Il titolo del libro*
non deve indurre a una interpretazione errata del suo contenuto. In cammino tra
fede e omosessualità non significa che c’è un cammino che permette il passaggio
dalla fede all’omosessualità come se l’omosessualità si contrapponesse alla
fede e ne dichiarasse la sua assenza. Si tratta piuttosto di un cammino
biografico che l’autore riporta, il suo, il quale, partendo dalla fede giunge
alla fede, a una fede cioè più matura e consapevole, non ipocrita, ma che cerca
ogni giorno di essere sempre più autentica. Ma Nicolò non arriva finalmente a
destinazione e scrive così la sua storia; Nicolò scrive per dire che la fede è
sempre un percorso e mai un capolinea, la fede è un work in progress, un cammino,
appunto: non per nulla in copertina vi è una trazzera. Non c’è disegnata un’autostrada
perché devi vivere ogni momento dei tuoi passi, non puoi sorvolare velocemente
con un’automobile perdendo tutto il senso della vita. Così l’autore può
affermare: «la vita è un divenire, un continuo crescere.

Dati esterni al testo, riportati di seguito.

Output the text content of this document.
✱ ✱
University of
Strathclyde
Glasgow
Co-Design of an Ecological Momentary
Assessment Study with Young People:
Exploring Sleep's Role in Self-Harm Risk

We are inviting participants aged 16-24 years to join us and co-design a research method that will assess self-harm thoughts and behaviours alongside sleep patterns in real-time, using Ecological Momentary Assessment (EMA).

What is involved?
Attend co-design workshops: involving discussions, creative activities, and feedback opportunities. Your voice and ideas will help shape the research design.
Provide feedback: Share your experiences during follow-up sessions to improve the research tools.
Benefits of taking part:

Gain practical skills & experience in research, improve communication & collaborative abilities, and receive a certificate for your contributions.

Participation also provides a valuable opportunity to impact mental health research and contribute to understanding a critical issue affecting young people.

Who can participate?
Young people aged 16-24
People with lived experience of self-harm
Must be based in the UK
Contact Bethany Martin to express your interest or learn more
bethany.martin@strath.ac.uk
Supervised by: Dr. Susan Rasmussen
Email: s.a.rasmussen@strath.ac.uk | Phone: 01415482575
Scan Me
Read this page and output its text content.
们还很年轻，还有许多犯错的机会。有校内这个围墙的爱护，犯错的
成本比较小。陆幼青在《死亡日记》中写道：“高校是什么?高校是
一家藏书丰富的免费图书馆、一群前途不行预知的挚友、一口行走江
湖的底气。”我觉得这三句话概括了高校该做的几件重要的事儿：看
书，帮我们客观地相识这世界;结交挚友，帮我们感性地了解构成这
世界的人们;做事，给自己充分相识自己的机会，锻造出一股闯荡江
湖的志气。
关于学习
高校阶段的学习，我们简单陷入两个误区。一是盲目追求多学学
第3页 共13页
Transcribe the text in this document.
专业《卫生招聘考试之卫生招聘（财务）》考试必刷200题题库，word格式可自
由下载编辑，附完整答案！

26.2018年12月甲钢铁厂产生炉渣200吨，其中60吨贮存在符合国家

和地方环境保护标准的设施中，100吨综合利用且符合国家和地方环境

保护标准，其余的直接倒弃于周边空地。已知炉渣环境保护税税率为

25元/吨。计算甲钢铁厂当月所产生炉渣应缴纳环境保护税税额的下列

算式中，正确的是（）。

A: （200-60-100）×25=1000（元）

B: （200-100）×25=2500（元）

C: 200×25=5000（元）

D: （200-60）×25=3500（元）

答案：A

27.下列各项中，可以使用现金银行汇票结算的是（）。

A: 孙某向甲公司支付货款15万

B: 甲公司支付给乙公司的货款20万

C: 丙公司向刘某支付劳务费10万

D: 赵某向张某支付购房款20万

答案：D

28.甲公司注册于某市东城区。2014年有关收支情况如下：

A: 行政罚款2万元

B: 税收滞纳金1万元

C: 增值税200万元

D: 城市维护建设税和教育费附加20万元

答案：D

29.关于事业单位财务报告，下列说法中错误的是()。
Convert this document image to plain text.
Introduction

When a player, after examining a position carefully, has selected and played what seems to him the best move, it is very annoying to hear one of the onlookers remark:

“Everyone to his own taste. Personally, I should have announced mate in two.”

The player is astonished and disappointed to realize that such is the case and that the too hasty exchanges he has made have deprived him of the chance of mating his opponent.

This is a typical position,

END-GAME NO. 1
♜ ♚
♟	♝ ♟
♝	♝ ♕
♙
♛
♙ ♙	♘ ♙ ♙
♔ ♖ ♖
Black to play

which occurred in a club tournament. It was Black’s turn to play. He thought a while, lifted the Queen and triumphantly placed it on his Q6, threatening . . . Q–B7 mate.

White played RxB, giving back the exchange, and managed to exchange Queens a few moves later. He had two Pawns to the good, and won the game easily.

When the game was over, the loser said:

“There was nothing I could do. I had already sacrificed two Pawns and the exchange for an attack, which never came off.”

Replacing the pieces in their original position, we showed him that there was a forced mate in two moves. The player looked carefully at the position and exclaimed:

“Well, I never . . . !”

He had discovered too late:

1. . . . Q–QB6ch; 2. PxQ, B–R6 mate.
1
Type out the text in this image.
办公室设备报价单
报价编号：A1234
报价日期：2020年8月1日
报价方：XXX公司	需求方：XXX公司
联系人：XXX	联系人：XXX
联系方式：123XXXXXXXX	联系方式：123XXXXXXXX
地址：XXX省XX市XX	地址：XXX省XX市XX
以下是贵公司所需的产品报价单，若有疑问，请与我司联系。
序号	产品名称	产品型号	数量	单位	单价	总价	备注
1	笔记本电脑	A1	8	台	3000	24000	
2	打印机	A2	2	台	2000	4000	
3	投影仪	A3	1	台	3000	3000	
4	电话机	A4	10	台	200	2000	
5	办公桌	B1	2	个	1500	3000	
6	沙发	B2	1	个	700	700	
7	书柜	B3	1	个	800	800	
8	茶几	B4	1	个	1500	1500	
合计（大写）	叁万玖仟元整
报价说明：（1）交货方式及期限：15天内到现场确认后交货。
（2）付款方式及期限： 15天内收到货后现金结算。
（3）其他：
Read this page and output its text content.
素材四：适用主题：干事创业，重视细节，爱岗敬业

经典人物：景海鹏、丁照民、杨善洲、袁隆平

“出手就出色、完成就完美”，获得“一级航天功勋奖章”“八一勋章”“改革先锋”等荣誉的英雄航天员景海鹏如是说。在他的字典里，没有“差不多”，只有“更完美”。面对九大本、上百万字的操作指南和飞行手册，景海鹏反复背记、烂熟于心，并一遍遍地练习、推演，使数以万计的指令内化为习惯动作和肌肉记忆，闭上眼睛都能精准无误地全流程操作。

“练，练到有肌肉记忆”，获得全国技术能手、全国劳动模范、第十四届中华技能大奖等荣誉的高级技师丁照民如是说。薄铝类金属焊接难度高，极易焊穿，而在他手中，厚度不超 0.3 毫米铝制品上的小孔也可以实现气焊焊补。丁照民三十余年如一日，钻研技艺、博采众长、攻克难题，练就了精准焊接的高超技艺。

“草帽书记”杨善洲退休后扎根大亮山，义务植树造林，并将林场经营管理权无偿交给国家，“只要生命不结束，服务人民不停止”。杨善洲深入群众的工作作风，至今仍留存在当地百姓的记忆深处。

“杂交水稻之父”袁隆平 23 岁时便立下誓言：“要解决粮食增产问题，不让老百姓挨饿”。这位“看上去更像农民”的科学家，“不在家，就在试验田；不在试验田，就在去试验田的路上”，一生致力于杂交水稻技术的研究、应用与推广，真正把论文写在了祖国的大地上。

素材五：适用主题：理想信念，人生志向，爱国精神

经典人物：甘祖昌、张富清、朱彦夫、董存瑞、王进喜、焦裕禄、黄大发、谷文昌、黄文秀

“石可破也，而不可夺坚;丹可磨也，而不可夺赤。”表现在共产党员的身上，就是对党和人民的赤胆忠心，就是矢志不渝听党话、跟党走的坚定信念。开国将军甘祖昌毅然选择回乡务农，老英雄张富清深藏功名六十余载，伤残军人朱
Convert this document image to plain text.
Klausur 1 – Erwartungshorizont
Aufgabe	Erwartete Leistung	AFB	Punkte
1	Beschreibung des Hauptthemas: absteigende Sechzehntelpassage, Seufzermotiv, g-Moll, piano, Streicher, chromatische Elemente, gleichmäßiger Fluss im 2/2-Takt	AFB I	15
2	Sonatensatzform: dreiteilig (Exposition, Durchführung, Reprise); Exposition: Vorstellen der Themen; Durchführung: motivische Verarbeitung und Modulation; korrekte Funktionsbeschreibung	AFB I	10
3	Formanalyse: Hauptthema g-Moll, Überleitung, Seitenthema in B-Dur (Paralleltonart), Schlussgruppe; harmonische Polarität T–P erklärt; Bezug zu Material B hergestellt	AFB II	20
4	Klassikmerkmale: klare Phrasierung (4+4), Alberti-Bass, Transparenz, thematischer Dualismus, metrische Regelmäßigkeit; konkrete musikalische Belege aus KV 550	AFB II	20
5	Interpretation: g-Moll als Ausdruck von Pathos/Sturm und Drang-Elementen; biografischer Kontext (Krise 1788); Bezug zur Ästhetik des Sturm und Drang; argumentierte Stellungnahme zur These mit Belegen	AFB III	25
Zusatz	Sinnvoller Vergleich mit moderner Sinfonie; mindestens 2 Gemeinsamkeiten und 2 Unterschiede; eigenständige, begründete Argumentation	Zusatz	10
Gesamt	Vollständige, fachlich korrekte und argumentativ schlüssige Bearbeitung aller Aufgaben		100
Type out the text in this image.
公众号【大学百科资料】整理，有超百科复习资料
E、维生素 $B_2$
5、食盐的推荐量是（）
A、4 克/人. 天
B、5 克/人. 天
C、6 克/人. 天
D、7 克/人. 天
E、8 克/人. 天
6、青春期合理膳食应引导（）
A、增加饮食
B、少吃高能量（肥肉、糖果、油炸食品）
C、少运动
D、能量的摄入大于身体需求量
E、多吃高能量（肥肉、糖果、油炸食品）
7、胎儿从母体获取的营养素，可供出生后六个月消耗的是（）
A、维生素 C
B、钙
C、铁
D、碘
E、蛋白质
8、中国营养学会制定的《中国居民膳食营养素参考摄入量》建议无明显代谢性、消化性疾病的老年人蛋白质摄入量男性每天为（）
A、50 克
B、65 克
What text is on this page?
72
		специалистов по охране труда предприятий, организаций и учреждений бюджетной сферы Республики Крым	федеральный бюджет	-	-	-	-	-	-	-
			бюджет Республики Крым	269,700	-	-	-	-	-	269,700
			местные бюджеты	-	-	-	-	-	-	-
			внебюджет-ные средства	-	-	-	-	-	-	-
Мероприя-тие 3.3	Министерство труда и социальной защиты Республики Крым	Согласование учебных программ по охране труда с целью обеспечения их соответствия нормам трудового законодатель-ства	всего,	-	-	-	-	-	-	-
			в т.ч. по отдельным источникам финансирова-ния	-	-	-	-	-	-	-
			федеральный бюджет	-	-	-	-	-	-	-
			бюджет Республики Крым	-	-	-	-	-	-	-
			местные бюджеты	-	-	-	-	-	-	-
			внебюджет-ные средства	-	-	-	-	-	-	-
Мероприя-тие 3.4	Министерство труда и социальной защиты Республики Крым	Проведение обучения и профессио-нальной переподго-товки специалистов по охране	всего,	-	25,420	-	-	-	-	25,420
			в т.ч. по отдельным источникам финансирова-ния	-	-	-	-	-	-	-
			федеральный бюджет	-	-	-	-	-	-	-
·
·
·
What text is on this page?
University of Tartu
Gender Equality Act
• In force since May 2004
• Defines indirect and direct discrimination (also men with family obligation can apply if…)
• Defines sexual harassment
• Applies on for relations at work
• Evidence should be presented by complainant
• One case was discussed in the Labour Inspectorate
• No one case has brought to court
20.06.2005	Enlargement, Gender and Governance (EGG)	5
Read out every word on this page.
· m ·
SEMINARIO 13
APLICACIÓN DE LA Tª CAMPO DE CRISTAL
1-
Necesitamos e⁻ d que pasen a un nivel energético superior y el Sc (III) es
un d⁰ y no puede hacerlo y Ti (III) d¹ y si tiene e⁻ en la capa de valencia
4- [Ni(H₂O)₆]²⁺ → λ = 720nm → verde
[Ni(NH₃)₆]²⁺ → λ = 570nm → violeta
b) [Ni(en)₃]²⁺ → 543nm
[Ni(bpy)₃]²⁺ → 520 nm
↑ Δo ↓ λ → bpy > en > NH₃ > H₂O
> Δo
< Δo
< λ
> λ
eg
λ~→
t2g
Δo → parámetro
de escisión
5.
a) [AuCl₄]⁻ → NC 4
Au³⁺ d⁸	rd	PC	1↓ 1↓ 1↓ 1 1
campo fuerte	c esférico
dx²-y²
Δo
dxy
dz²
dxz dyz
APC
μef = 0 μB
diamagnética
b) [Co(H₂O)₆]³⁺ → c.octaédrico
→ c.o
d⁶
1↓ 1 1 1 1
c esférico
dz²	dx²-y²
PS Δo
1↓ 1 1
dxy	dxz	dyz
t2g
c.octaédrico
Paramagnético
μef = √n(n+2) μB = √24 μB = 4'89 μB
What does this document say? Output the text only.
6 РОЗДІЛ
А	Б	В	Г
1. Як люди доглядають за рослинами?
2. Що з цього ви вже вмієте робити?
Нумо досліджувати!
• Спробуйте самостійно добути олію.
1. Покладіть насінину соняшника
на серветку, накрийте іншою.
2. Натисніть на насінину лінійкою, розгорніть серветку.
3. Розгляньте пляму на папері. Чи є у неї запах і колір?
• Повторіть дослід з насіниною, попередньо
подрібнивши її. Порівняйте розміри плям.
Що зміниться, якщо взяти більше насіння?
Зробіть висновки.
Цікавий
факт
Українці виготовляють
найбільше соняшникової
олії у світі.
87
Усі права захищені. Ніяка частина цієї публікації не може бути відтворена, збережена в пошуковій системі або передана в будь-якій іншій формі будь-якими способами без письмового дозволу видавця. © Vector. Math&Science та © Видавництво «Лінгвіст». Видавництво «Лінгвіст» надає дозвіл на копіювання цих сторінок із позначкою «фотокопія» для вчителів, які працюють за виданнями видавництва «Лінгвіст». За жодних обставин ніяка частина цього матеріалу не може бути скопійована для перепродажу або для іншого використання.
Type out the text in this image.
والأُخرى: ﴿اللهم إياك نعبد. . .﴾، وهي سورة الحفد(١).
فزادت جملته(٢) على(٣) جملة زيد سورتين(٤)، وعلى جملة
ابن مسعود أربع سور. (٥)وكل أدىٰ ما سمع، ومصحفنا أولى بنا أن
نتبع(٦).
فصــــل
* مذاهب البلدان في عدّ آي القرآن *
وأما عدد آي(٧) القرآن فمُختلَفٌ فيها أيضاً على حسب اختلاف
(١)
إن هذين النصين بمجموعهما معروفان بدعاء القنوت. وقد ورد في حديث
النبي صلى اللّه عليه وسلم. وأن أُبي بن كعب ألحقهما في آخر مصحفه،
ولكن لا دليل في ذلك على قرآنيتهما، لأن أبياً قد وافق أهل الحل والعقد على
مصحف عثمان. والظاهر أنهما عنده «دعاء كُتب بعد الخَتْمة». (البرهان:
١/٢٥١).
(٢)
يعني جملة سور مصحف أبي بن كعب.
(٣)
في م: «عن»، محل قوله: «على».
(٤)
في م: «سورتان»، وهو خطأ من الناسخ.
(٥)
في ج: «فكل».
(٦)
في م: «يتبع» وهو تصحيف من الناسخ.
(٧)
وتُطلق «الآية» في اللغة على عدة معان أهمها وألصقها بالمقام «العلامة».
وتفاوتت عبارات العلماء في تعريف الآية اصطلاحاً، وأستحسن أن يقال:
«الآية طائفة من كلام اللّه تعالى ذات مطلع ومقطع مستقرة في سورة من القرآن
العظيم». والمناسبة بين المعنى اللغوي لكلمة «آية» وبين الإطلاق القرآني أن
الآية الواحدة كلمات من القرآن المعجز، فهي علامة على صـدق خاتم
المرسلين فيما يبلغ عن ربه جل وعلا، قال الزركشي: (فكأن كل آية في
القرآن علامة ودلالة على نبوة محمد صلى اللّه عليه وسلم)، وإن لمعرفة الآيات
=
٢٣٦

Guai a pensare di
essere arrivati» (p. 108).
Nicolò d’Ippolito
esordisce spiegando che, dopo la scoperta della sua omosessualità, la considerò
come una punizione di Dio, e che comunque non poteva accettare né come punizione
né come evento della vita perché desiderava una «famiglia», avere dei figli,
una vita «normale». Ma la sua visione di famiglia e di figli era ancora quella
tradizionale per la quale la sua condizione diventava un impedimento affinché
si realizzasse. In effetti, l’autore spiega bene quale fosse il vero problema:
«Forse non mi accettavo ancora» (p. 22). In tutto il racconto storico, che non
è cronologico se non per quanto riguarda una consapevolezza di sé sempre più
matura, vi è un filo rosso che non si interrompe mai ed è la preghiera al
Padre. Non ci sono occasioni in cui il Padre non sia interpellato, o non ci si
affidi a lui. Nicolò ha pregato anche per chi lo ha ferito intimamente, come
don Pancrazio che nell’omelia inveisce contro la classe docente, a suo dire, amorale
e sviante perché di sinistra. Curiosa l’omelia contro il demonio che le donne
avrebbero fra le cosce (p. 55). Ovviamente l’interpretazione della realtà e
della preghiera è tutta di Nicolò, quindi autentica: come egli ha vissuto i
problemi e come ha vissuto la preghiera di richiesta e la risposta che spesso
non perveniva, mentre altre volte era più che chiara. «Non capivo perché ogni
volta che mi sentivo soddisfatto precipitavo nella disperazione. E il Padre mi lasciava
senza risposte» (p. 27). Eppure a p. 68, in una condizione di grande agitazione
e quasi disperazione, una bella risposta Nicolò se la dà: «E se fossi stato lo
strumento per far capire che dove c’è amore c’è Dio? Gesù lo aveva fatto “ed
era finito sulla croce”, mi ripetevo. “Ma col suo amore ci aveva salvati
tutti”».
Perciò le scelte, ma
soprattutto gli stati d’animo devono diventare palpabili per essere una risposta
del Padre o una richiesta al Padre. Delle gocce luminose indicano una risposta
positiva, un intervento del Padre con la gioia che ne consegue, e delle
presenze attorno a sé indicano la lotta che Nicolò intraprende dopo
un’astinenza casta di due anni, ricominciando a vivere includendovi la propria
sessualità piuttosto che reprimerla; Nicolò lotta per perseguire la propria
affermazione, la propria identità di essere umano con le proprie peculiarità.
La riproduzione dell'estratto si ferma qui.